After losing two consecutive presidential elections, members of the Republican Party have began to scrutinize traditional Grand Old Party (GOP) ideologies and leadership. Rifts between old guard Republicans like Lindsey Graham and newcomers like Marco Rubio have grown, causing political infighting within the party.
“Personally, I think Republicans have to give up a little bit on some social issues if they want a shot at the White House,” said Adam Weber, president of the Boise State University College Republicans
According to Weber, the GOP’s focus on social issues like abortion and gay marriage have hurt the party’s image with voters.
As a libertarian Republican, Weber feels the federal government should not get involved in issues that aren’t specifically outlined by the constitution.
“We noticed Obama came out in support of gay marriage; I think it was more political than anything,” Weber said. “He says he believes in it in now, but who knows? It was a strategy he used, giving up some of his social beliefs to win the White House.”
Weber thinks the Republican Party should focus their message more on fiscal responsibility for the federal government and let states decide on specific social legislation.
He hopes disagreements within the party will not divide and weaken the GOP’s political backing for the upcoming senate and presidential elections.
“I think it is inevitable that we are going to get to that point and I don’t know how bad it is going to be,” Weber said.
Junior history major Amanda Gilmore said Republican hard-line stances against abortion initially attracted her to the party, but extreme right wing ideology about women’s basic reproduction rights should be changed within the GOP.
“Birth control should probably not be that big of a deal anymore,” Gilmore said. “I feel like that isn’t even a big concern on a national scale and there are other topics that are more important.”
Over the last couple of presidential elections, Gilmore thinks Republicans spent too much energy mud-slinging their Democratic opponents and should have focused on offering more tangible
“They especially attack the Democrats and they need to step back and create more policy that is well rounded,” Gilmore said.
As far as Republican energy policies is concerned, former BSUCR President Domenic Gelsomino thinks the GOP should pursue energy independence while encouraging a practical, gradual shift toward renewable power.

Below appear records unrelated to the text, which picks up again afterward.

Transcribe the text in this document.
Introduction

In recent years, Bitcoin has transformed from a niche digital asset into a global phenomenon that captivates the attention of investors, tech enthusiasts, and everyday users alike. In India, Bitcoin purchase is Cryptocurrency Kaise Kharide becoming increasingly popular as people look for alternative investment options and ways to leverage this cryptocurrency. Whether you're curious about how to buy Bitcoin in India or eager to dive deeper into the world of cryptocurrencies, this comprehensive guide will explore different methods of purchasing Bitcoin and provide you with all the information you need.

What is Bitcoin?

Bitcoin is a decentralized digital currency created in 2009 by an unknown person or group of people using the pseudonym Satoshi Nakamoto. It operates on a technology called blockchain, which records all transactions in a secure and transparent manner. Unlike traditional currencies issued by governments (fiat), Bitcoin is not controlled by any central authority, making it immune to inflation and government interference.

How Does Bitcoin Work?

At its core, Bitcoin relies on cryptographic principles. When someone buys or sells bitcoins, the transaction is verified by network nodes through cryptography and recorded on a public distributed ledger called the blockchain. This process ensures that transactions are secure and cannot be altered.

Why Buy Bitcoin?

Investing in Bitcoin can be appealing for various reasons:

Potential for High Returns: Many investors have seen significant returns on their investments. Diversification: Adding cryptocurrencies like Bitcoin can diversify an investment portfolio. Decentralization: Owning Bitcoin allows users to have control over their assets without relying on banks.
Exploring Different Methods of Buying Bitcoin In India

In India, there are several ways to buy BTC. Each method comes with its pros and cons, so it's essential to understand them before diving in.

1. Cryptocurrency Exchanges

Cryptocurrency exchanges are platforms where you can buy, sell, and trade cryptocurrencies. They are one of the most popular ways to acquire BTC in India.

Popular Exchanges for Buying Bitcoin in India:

“We should cut all dependence on middle eastern oil. It’s time we use American oil and American energy like hydro power,” Gelsomino said.
Gelsomino thinks transition to renewable energy sources on a large scale should be a gradual one that fits the needs of American citizens.
“We understand the concerns with environmental problems,” Gelsomino said. “But should we halt progress as a result?”
With Republicans striving to find leadership for the 2016 presidential campaign, Gelsomino thinks the current divisions between GOP members will produce new candidates with reformed ideas.
“Marco Rubio would be great for immigration reform and bring a fresh perspective to the White House. There are a number of candidates and each brings a different perspective and skill set to the table,” Gelsomino said.